During the previous six years, UDA operated out of a rented space on Sixth Avenue, across from Balboa Park. This year the school relocated temporarily to a vacant site on 45th Street and will remain there until the East Village campus is completed.

UDA identified the East Village site in 2013 as a location that could deliver on the school’s vision to bring creative elementary education to the city’s urban core. UDA negotiated a 99-year lease on the land, which is owned by the San Diego Community College District.

The school’s curriculum uses project-based learning and is grounded in the idea that children learn through real-life interactions and collaborations. At the new site, proximity to downtown destinations will provide students with many opportunities to interact with a vibrant urban community, Levine said.

“We envision (the location) giving us the chance to take kids out into the community, to hop on the trolley and go on a field trip, or walk up Park Boulevard and go to the park. It’s a really central location, with ease of getting to public transportation, but also maybe no transportation, just walking to various downtown businesses,” Levine said.

“That’s what we feel this location will really give us — a chance to put that into action.”

The school may also encourage existing downtown families to stay in the area, added Levine.

“I was part of Civic San Diego’s Downtown Education Task Force. The final outcome of the Task Force was a report that outlined the No. 1 priority was to have quality schools of choice in downtown,” she said. “Otherwise, young families will continue to sell and move to the suburbs once their children reach school age.”

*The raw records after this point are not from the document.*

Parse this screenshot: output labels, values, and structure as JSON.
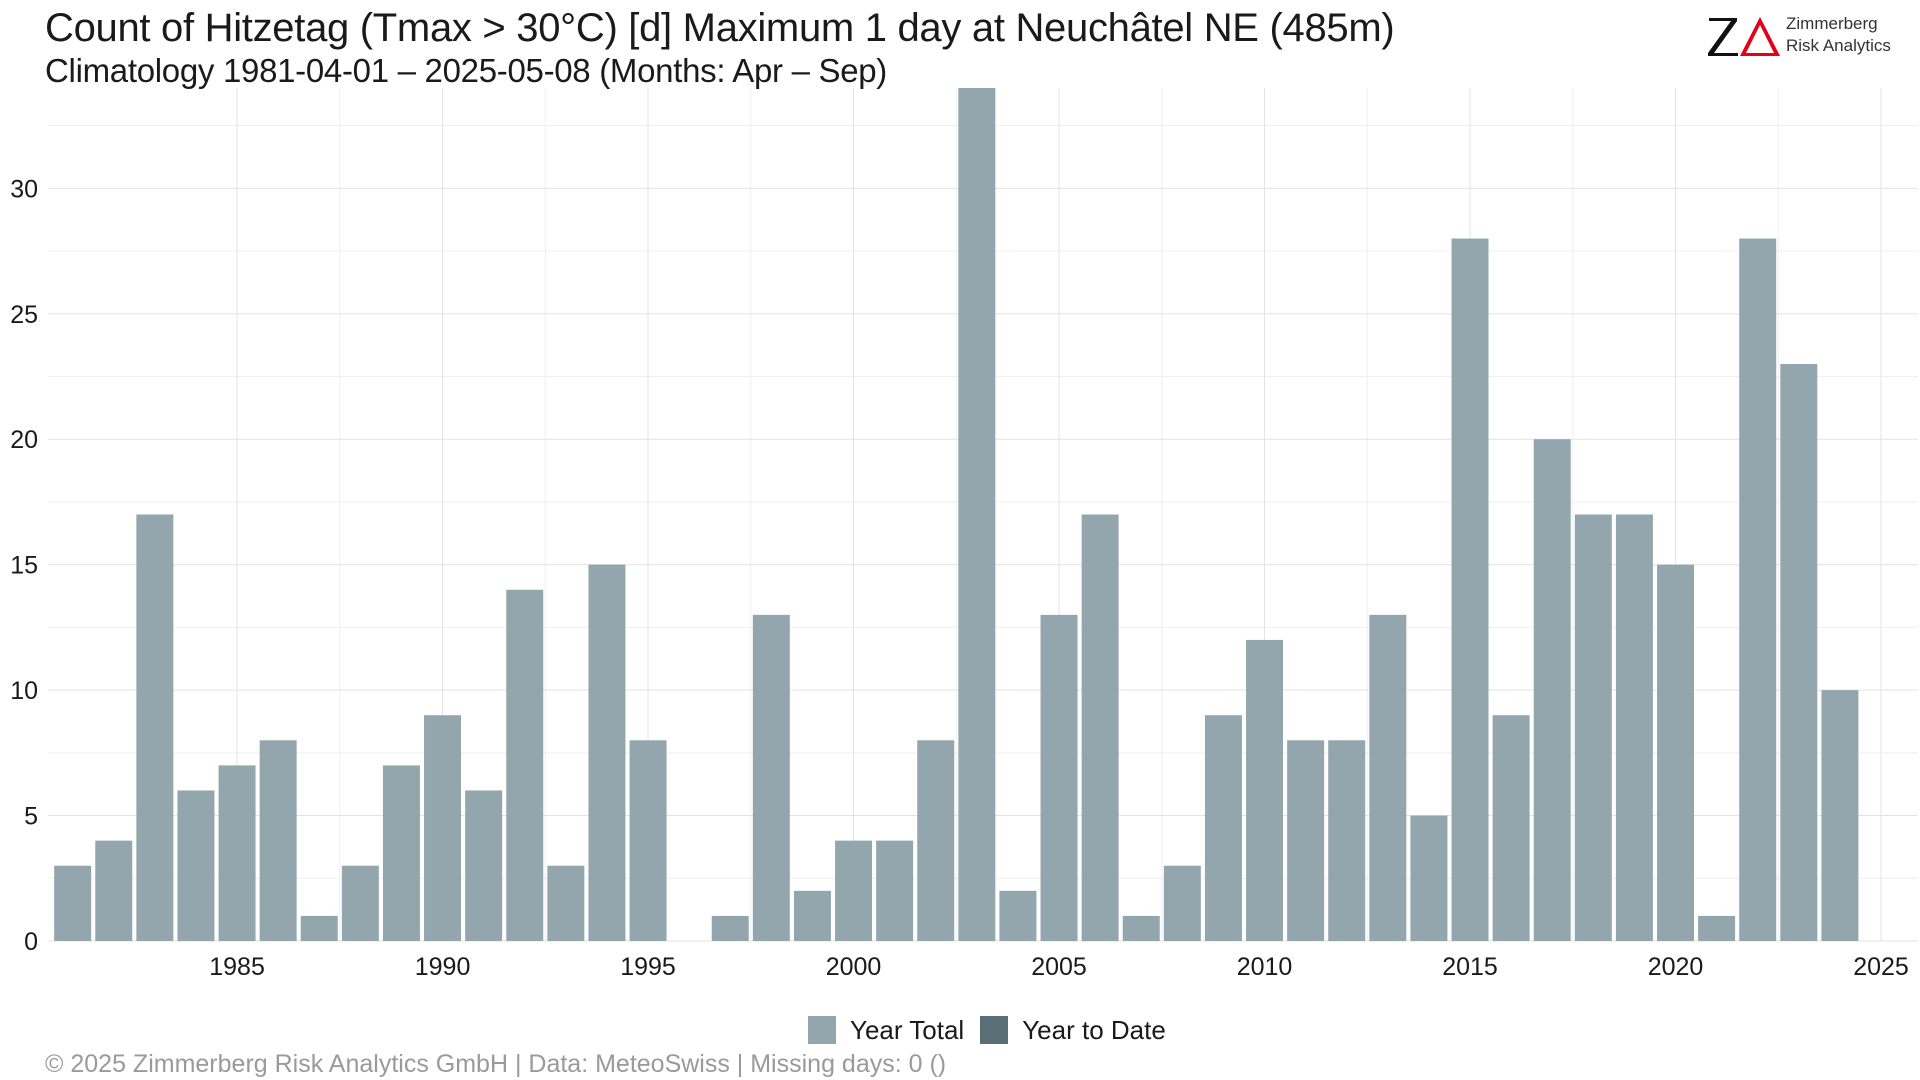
{
  "header": {
    "title": "Count of Hitzetag (Tmax > 30°C) [d] Maximum 1 day at Neuchâtel  NE (485m)",
    "subtitle": "Climatology 1981-04-01 – 2025-05-08 (Months: Apr – Sep)"
  },
  "logo": {
    "letters": "ZΔ",
    "name_line1": "Zimmerberg",
    "name_line2": "Risk Analytics"
  },
  "legend": {
    "items": [
      {
        "label": "Year Total",
        "color": "#93a6ad"
      },
      {
        "label": "Year to Date",
        "color": "#5a6e75"
      }
    ]
  },
  "footer": {
    "text": "©  2025 Zimmerberg Risk Analytics GmbH | Data: MeteoSwiss | Missing days: 0 ()"
  },
  "colors": {
    "bar": "#93a6ad",
    "bar_ytd": "#5a6e75",
    "grid": "#e3e3e3",
    "axis_text": "#1a1a1a"
  },
  "chart_data": {
    "type": "bar",
    "title": "Count of Hitzetag (Tmax > 30°C) [d] Maximum 1 day at Neuchâtel  NE (485m)",
    "subtitle": "Climatology 1981-04-01 – 2025-05-08 (Months: Apr – Sep)",
    "xlabel": "",
    "ylabel": "",
    "xlim": [
      1980.4,
      2025.9
    ],
    "ylim": [
      0,
      34
    ],
    "x_ticks": [
      1985,
      1990,
      1995,
      2000,
      2005,
      2010,
      2015,
      2020,
      2025
    ],
    "y_ticks": [
      0,
      5,
      10,
      15,
      20,
      25,
      30
    ],
    "grid": true,
    "legend_position": "bottom",
    "categories": [
      1981,
      1982,
      1983,
      1984,
      1985,
      1986,
      1987,
      1988,
      1989,
      1990,
      1991,
      1992,
      1993,
      1994,
      1995,
      1996,
      1997,
      1998,
      1999,
      2000,
      2001,
      2002,
      2003,
      2004,
      2005,
      2006,
      2007,
      2008,
      2009,
      2010,
      2011,
      2012,
      2013,
      2014,
      2015,
      2016,
      2017,
      2018,
      2019,
      2020,
      2021,
      2022,
      2023,
      2024,
      2025
    ],
    "series": [
      {
        "name": "Year Total",
        "values": [
          3,
          4,
          17,
          6,
          7,
          8,
          1,
          3,
          7,
          9,
          6,
          14,
          3,
          15,
          8,
          0,
          1,
          13,
          2,
          4,
          4,
          8,
          34,
          2,
          13,
          17,
          1,
          3,
          9,
          12,
          8,
          8,
          13,
          5,
          28,
          9,
          20,
          17,
          17,
          15,
          1,
          28,
          23,
          10,
          0
        ]
      },
      {
        "name": "Year to Date",
        "values": [
          0,
          0,
          0,
          0,
          0,
          0,
          0,
          0,
          0,
          0,
          0,
          0,
          0,
          0,
          0,
          0,
          0,
          0,
          0,
          0,
          0,
          0,
          0,
          0,
          0,
          0,
          0,
          0,
          0,
          0,
          0,
          0,
          0,
          0,
          0,
          0,
          0,
          0,
          0,
          0,
          0,
          0,
          0,
          0,
          0
        ]
      }
    ]
  }
}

The new campus will be located within a five-block district in the making dubbed Makers Quarter and the broader IDEA (Innovation, Design, Education, Art) District, a proposed 35-block area in the upper East Village. Plans call for the IDEA District to become a cluster for technology and design-oriented companies within the next seven to 15 years.

Makers Quarter has already been attracting attention, with a gathering space called SILO and an urban community garden called Smarts Farm. Coming in December will be Quartyard, a 30,000-square-foot temporary park at Market Street and Park Boulevard that will host a coffee shop, food trucks, art galleries, farmers and craft markets, an outdoor beer garden and events. Broadstone Makers Quarter, scheduled for construction in early 2016, will be the first residential mixed-use building in the area.

Along with the new Central Library, City College, the NewSchool of Architecture & Design and other downtown establishments, these destinations will provide excellent resources for educational opportunities for Urban Discovery Academy students, said Stacey Pennington, the lead urban planner for Makers Quarter and founder of SLP Urban Planning. The vision for the IDEA District, she said, has always been about bringing innovation, design, education and art elements together in a sustainable way.

“For this charter school to be located where it is, it’s going to be more synergistic for this whole area, the energy and dynamic that’s already started,” Pennington said.

Klam is a San Diego-based freelance writer.